Sometimes a film can be outstanding. The best movie of all time is Blade Runner. Don’t bother arguing that point with me – you’re wrong. Blade Runner is a masterpiece. It’s better than the book it was based on, Do Androids Dream Of Electric Sheep by Philip K Dick. BUT! It’s better because the movie is inspired by the book, but it’s very different. Do Androids Dream Of Electric Sheep is an excellent book, as is most of PKD’s work. But it’s far from the story that gets told in Blade Runner. So the book inspired the movie, and there’s a lot of crossover, but the movie is not an adaptation of the book.

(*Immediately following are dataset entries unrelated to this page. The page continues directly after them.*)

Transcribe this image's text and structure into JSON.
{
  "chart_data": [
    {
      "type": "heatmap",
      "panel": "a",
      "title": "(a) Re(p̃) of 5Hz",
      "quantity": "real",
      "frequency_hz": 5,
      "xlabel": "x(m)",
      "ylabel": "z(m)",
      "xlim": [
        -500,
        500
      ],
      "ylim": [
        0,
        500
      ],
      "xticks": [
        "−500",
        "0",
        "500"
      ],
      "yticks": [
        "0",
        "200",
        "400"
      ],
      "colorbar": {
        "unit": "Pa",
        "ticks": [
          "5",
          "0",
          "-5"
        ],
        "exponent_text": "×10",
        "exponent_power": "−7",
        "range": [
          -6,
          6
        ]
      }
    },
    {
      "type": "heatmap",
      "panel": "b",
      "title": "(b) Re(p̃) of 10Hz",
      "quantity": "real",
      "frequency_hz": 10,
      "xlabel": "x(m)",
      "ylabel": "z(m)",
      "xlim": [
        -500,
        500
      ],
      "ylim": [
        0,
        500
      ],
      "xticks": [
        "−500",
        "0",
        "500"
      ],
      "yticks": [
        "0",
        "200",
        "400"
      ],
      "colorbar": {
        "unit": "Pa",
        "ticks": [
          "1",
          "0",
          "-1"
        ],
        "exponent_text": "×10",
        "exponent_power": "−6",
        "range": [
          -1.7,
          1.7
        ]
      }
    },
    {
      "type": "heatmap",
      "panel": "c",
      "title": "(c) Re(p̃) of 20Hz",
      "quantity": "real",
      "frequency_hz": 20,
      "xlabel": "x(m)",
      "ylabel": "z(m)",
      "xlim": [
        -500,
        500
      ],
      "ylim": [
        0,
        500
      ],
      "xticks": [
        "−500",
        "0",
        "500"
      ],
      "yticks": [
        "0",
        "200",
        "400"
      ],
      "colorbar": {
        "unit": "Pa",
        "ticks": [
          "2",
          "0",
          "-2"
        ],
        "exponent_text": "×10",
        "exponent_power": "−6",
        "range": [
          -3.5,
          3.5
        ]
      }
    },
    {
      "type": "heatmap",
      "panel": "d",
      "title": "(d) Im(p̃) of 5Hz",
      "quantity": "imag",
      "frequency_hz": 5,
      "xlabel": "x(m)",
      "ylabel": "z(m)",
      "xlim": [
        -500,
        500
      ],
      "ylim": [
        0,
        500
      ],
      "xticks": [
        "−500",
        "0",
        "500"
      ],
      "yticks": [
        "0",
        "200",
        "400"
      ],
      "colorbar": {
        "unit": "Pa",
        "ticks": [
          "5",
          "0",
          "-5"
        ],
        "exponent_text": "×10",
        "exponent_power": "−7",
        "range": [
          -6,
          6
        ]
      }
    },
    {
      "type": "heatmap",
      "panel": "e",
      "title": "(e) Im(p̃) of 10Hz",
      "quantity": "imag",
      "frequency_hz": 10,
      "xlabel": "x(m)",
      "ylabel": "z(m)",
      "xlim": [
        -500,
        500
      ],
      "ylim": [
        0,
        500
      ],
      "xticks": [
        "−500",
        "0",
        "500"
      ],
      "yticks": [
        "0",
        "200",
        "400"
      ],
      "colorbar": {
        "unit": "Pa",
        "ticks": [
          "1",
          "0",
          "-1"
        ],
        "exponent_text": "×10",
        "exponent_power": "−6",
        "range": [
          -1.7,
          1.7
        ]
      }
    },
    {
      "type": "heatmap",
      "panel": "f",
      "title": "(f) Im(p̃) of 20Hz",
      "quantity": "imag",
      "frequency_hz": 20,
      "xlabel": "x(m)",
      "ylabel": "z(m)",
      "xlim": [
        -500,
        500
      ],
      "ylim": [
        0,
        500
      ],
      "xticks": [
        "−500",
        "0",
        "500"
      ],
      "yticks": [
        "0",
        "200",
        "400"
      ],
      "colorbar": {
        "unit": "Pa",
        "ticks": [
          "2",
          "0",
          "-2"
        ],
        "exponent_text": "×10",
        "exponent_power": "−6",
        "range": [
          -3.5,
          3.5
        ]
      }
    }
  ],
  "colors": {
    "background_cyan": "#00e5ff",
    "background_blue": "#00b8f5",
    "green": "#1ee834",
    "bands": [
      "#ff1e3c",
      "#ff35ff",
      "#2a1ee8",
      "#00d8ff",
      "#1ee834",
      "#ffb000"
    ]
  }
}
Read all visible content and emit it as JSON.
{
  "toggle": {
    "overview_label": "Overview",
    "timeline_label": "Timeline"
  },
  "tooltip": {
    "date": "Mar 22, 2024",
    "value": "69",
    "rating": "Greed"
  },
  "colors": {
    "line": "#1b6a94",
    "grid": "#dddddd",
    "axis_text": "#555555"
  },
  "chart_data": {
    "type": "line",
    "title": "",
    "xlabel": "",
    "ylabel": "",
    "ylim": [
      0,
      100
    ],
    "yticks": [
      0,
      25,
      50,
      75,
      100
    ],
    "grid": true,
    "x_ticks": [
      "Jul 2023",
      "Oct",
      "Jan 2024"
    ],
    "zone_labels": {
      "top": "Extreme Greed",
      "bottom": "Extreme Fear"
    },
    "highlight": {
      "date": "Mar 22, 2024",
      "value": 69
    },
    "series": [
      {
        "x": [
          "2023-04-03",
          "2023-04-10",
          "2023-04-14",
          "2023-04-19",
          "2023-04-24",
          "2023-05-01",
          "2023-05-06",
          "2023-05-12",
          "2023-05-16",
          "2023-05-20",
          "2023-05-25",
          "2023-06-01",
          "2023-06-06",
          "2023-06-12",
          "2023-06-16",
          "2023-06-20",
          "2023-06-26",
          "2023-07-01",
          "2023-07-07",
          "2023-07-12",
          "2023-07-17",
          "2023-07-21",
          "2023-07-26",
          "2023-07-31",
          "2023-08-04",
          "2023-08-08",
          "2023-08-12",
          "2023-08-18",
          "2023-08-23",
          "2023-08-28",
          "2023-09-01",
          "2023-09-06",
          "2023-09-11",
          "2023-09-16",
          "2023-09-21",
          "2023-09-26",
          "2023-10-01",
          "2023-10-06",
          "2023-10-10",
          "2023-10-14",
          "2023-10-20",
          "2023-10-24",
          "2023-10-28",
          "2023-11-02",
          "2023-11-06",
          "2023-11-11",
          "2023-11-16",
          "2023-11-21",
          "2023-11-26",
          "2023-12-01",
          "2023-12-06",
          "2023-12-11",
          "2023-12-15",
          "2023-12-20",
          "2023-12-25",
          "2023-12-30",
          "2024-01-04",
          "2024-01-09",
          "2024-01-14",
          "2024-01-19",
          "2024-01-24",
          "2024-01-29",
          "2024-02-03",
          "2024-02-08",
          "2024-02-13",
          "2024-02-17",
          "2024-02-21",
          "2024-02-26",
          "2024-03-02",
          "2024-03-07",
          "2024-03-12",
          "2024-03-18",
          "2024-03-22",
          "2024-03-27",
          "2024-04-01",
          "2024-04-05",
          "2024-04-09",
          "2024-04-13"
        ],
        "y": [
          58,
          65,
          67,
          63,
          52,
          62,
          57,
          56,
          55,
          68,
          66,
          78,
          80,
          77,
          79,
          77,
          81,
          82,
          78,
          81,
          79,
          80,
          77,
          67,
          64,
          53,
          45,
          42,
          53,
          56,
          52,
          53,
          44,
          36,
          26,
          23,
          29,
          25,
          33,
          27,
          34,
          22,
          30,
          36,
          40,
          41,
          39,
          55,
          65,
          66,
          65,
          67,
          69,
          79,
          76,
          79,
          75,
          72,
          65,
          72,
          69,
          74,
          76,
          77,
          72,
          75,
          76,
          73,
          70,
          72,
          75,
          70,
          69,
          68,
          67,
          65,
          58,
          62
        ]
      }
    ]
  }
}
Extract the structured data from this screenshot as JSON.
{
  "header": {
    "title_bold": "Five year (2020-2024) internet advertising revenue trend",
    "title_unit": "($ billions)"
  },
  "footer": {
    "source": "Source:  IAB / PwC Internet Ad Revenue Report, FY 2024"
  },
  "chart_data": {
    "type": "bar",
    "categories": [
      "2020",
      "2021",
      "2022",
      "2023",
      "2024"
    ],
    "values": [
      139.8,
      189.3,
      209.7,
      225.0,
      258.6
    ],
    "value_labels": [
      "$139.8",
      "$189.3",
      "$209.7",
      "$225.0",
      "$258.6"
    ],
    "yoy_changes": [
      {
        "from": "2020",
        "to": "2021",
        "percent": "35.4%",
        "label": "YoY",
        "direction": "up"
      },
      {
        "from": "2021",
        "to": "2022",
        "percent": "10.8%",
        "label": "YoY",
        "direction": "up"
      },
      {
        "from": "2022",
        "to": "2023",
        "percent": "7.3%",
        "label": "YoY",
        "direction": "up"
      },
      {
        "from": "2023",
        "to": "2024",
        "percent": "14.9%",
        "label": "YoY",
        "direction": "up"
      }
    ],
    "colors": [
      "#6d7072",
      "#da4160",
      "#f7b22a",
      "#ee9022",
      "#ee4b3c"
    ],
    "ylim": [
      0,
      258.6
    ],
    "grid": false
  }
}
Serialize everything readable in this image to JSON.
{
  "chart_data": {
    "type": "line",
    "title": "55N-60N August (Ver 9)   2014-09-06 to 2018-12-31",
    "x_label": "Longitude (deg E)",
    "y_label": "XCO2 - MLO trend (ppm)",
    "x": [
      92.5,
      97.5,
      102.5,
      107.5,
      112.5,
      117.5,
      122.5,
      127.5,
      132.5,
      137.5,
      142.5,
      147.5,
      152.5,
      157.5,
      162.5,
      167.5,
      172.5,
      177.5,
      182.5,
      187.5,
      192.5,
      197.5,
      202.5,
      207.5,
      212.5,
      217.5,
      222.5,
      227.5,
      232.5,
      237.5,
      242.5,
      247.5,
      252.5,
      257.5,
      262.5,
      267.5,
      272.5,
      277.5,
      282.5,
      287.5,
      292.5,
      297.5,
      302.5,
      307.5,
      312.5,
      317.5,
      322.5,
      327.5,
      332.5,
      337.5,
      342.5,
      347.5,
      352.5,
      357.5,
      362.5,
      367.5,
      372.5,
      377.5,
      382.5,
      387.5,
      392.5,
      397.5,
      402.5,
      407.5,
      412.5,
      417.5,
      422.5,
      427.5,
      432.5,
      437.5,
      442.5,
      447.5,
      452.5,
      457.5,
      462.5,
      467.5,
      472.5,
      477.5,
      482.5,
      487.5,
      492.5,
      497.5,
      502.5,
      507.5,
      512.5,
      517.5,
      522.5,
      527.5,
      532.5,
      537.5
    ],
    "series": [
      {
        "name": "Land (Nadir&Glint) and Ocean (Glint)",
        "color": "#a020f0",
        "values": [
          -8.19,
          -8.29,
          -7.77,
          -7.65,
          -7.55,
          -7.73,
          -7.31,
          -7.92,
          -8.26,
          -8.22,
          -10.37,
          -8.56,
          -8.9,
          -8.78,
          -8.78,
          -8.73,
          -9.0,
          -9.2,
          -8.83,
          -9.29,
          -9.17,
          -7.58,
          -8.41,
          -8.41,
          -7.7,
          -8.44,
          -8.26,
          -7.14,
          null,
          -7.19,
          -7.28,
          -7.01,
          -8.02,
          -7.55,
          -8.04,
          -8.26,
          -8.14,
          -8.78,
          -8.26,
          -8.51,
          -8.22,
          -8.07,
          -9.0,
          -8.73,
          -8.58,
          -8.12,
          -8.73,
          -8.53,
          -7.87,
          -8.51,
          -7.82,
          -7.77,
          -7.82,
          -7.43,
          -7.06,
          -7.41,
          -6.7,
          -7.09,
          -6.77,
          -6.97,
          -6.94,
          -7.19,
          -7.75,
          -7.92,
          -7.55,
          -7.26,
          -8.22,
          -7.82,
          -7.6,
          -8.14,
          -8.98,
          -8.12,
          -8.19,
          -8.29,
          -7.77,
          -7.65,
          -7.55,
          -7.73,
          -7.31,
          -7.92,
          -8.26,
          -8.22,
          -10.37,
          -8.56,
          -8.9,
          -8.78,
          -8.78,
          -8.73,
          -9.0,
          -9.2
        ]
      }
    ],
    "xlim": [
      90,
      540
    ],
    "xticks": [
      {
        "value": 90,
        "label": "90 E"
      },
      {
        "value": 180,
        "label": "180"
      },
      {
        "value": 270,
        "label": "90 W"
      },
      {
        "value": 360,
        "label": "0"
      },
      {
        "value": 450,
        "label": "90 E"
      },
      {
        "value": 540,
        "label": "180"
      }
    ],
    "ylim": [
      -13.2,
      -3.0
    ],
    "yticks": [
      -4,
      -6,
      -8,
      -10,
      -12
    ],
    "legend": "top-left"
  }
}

The Hunger Games movie, to get back to the point, is an adaptation of the book. And it’s a very faithful one. The reason it’s better is because most of the issues I had with the book, the things I saw as the biggest flaws, were excluded in the film. We didn’t have to sit through twenty minutes of how Prim got her fucking goat, for example. As I mentioned in the other post, that I linked at the start of this one, someone said of the book, “I’m sure there’s a pretty good novella in there somewhere.” And that’s why the film is better – the film-makers found that good novella, and that’s the story they told.

Sure, there were some aspects of the film that could have been developed a bit more. Some of the worldbuilding, so boring in the book, could certainly have been given a minute or two more in the film, but in this case I’ll take the tightly-paced, interesting film over the saggy, boring book every time. Which is a shame, because the book should always be better than the film. This time it’s not.

It’s also worth mentioning that Jennifer Lawrence, who plays Katniss in the film, is outstanding. She’s a simply brilliant actor and totally nails the character. She played a strangely similar role in a film called Winter’s Bone. If you haven’t seen that film, I highly recommend it.

Also, thank the tentacled appendages of the Great Old Ones, the film totally fixed up that fucking stupid werewolf thing. I was very pleased about that.

So I don’t think I’ll bother with the other two books, but I’ll probably catch the films when they come out. The Hunger Games movie was really enjoyable, and excellently realised. Reading time is limited and there’s a lot of good stuff out there I want to get to. I would never normally do such a thing, but in this very rare case I’ll skip the books and get the story stright from the movies.